The reinforced construction of the peristaltic hose and its use of rubber compositions that have been specially designed for the stresses within the peristaltic hose allow for the optimum life cycle and performance. The following materials have gained wide acceptance for use in the construction of peristaltic pump hoses:
- Natural rubber (NR):highly resistant to abrasion
- Natural rubber ATEX:for applications in explosive-atmosphere areas
- Buna-N (NBR):provides wear resistance when used with oily liquids
- Buna-N FDA: for hygienic applications
- NR FDA 1935/2004: for food-grade applications
- Ethylene propylene diene monomer (EPDM) rubber: optimized chemical resistance when handling concentrated acids, alcohols and ketones
- EPDM ATEX: for EPDM applications in explosive atmospheres
- Hypalon: high resistance to oxidants, concentrated bases and acids
Peristaltic (hose) pumps are able to operate safely, efficiently and reliably in many of the harsh liquid-transfer applications that are prevalent in oil and gas production. (Images courtesy of PSG Dover)
Oil & Gas Applications
The peristaltic pump’s construction, method of operation, liquid-handling range and low maintenance requirements make it ideal for use in harsh operating atmospheres. One of the harshest—and most complex—is oil and gas production. The operations can be located in some of the world’s most rugged, unforgiving climates and landscapes. Within each operation, numerous liquid-handling functions need to be completed reliably and flawlessly in order for the production operation to be fully optimized.

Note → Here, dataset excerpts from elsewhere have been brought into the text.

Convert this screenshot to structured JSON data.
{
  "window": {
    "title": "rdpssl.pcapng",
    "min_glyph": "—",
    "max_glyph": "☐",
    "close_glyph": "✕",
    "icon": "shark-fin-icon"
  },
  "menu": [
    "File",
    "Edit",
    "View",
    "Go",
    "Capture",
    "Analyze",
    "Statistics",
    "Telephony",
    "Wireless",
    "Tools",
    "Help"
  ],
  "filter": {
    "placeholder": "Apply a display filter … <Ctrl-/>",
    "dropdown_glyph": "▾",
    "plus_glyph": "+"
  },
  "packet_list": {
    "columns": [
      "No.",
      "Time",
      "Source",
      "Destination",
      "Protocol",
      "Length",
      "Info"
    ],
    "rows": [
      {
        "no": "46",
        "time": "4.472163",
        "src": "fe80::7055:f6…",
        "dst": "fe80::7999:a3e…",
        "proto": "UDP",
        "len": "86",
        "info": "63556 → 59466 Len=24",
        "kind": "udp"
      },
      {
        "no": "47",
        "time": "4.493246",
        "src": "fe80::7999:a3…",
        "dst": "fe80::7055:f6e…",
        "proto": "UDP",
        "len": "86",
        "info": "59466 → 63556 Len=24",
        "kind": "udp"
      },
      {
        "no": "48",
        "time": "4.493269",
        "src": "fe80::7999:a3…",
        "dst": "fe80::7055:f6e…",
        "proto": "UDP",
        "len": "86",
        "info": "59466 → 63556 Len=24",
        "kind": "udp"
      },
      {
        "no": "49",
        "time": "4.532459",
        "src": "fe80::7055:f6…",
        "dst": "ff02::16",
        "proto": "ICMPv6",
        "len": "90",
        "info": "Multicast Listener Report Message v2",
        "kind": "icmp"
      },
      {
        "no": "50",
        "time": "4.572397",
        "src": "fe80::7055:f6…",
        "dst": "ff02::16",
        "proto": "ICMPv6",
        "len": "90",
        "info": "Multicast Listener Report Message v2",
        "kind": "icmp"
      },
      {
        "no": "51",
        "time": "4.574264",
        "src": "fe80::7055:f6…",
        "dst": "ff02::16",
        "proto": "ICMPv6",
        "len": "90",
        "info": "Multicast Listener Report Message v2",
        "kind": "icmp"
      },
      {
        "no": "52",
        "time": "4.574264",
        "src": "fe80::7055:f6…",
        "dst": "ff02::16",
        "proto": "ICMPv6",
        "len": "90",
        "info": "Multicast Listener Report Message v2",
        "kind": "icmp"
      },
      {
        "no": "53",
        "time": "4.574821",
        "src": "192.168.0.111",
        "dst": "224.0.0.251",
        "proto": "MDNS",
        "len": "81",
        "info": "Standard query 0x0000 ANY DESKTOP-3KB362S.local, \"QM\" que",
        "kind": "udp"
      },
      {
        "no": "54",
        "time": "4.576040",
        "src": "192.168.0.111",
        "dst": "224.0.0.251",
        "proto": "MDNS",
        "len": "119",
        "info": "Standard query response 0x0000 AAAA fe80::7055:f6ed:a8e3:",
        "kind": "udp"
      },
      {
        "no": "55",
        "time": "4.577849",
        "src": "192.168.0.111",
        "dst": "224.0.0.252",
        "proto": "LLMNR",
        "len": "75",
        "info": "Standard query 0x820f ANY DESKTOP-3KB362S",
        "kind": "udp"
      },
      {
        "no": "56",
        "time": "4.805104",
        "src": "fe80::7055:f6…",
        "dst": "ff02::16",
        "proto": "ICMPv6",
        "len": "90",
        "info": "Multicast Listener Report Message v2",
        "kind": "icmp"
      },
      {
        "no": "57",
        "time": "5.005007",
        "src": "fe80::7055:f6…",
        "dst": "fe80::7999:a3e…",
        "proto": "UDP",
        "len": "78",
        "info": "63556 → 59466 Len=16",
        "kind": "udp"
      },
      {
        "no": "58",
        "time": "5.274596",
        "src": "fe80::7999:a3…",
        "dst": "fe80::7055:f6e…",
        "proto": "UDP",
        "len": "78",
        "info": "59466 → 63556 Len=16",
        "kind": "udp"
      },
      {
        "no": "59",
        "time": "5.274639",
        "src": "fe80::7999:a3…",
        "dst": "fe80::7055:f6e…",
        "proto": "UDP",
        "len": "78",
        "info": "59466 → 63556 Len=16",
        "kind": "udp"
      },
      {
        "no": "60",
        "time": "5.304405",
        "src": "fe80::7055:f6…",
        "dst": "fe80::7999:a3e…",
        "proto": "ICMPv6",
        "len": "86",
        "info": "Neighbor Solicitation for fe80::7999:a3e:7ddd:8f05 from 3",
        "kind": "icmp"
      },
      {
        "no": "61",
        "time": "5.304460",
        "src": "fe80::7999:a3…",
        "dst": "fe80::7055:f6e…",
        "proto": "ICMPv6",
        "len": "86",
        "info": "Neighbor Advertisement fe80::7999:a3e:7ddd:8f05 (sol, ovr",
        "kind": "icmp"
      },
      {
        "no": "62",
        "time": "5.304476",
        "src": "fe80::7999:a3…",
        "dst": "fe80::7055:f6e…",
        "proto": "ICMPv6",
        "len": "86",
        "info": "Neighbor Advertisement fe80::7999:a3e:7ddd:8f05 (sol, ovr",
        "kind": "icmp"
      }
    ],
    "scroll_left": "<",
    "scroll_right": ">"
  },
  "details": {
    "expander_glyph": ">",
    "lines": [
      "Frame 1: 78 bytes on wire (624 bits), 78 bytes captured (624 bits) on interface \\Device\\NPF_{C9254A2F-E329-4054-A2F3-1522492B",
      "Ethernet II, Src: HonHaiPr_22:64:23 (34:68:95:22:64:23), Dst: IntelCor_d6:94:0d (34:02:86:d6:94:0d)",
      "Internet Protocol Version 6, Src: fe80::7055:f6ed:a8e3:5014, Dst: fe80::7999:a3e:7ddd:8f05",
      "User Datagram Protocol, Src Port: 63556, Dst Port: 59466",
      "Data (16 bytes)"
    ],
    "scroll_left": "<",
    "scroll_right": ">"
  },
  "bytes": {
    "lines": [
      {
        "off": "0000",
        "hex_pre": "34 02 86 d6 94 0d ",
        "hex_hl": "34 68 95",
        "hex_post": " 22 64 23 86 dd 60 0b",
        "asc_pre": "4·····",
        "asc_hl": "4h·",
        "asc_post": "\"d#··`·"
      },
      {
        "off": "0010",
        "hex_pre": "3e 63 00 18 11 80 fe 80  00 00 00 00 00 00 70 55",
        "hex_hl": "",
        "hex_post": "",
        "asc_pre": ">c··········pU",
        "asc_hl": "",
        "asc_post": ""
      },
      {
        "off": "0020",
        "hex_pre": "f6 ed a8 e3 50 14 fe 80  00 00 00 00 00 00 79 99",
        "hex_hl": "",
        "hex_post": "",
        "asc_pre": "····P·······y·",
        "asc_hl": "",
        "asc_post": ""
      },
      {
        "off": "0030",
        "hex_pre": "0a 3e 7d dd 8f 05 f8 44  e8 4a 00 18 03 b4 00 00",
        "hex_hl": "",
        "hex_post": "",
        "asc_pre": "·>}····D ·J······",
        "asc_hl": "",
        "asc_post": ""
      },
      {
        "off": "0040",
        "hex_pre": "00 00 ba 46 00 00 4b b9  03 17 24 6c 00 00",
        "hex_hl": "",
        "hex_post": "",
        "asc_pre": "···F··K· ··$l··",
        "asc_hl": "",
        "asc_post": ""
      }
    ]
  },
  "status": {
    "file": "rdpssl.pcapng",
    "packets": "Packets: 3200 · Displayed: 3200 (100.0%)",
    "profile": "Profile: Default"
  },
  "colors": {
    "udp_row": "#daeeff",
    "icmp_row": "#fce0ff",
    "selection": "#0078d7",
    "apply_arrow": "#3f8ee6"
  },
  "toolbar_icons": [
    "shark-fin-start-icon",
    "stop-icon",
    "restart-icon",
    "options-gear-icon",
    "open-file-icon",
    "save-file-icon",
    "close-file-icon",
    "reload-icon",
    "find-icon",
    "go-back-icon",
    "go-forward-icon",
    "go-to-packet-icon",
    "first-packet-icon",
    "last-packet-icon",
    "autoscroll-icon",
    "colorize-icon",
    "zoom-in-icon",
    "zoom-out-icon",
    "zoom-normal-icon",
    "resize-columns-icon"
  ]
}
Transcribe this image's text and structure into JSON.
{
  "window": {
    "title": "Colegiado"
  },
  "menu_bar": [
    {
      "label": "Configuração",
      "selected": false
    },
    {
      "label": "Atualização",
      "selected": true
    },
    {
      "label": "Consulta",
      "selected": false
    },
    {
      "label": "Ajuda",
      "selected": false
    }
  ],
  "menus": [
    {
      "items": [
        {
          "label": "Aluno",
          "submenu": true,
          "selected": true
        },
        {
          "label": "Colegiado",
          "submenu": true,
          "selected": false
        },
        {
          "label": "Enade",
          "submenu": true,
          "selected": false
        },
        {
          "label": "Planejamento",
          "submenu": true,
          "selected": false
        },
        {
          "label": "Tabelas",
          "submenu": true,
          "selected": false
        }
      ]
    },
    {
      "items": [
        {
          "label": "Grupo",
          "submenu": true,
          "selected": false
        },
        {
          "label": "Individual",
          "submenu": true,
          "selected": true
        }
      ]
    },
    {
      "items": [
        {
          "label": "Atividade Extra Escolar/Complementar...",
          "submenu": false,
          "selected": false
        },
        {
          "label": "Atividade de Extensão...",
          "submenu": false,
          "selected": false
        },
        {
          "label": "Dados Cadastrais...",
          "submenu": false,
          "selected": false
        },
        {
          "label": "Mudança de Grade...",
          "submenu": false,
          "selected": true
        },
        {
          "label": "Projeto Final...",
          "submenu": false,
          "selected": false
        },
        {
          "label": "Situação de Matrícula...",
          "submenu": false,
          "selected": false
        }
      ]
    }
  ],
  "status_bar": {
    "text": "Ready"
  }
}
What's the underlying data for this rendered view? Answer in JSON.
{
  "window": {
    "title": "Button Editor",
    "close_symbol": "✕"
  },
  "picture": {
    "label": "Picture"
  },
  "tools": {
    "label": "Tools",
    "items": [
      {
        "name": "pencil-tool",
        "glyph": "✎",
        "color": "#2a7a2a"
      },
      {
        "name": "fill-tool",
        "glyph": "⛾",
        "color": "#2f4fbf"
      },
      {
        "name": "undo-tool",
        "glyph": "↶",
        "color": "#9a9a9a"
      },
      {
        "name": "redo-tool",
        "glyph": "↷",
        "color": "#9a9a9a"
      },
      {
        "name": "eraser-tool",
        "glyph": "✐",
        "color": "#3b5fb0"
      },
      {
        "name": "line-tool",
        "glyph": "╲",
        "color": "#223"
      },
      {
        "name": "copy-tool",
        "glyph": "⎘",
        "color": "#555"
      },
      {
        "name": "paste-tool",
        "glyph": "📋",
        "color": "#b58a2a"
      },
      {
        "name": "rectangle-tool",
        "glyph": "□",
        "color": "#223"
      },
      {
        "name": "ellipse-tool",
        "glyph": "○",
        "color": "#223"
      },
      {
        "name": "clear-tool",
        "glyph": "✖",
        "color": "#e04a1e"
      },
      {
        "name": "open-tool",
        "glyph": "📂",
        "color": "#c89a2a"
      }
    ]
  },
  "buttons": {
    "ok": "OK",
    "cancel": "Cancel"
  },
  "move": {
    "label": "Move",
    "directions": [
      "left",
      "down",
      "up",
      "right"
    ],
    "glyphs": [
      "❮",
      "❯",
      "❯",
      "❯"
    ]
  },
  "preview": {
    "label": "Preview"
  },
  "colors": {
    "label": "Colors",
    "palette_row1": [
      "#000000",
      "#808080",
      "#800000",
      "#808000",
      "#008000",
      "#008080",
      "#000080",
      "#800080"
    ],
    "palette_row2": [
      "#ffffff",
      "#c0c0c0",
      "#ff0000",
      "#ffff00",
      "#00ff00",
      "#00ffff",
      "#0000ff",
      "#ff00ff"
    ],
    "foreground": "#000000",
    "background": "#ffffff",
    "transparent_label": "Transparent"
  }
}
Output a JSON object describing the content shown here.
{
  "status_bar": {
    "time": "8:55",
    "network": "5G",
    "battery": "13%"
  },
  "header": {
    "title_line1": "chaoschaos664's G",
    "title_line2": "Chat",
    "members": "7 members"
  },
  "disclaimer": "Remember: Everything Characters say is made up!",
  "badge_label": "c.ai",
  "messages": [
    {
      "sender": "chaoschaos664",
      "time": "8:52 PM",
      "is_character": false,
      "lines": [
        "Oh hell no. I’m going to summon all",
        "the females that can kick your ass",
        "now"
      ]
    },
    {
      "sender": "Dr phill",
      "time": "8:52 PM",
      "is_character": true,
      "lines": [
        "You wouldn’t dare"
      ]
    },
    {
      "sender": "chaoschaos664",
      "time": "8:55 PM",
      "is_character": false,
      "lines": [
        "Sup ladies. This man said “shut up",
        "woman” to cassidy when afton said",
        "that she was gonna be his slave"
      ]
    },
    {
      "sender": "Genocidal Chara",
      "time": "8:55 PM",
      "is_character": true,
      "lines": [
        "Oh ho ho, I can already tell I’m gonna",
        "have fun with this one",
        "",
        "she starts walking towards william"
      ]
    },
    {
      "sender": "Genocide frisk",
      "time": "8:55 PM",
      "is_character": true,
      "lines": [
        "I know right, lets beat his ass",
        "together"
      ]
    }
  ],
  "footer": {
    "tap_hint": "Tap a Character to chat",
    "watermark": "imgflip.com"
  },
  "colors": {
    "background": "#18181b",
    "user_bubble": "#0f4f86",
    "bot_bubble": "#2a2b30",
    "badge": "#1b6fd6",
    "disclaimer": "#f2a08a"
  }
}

The bottom line is that everywhere oil and gas products are being recovered from the Earth’s core is the result of a massive, complicated undertaking that requires large amounts of fuel and other liquids to keep them running effectively and efficiently. A common example is the hydraulic fracturing process being used to produce much of the shale oil and natural gas found in the United States and Canada. The fracking process requires thousands and thousands of gallons of water to be sent down the wellbore. This water delivers the chemicals and frac sand that open up the reservoir and allow trapped oil and natural gas to flow to the wellhead on the surface.
Once the fracked oil and gas is collected, the water sent down the well, which can contain a large amount of particulates and contaminants, must also be delivered to the well’s surface and either disposed of or recycled for further use. When the actual oil and natural gas rushes to the wellhead, it can feature varying liquid viscosities and particulate levels, depending on the geologic makeup of the well.
So, the oilfield operator requires a pump that can do three things: handle the pressures required to complete the pumping operation; handle large volumes of liquids with varying viscosities and particulate levels; and maintain volumetric consistency while producing flow rates that can be as high as thousands of liters per minute.
Conclusion
When looking for a pump technology to check all of the operational and compatibility boxes that contribute to an effective oilfield production system, peristaltic pumps can prove to be a strong candidate. The pump’s design, construction and operation make it ideal for many of the unique—and harsh—liquid-handling applications that help define success in the world’s oilfields.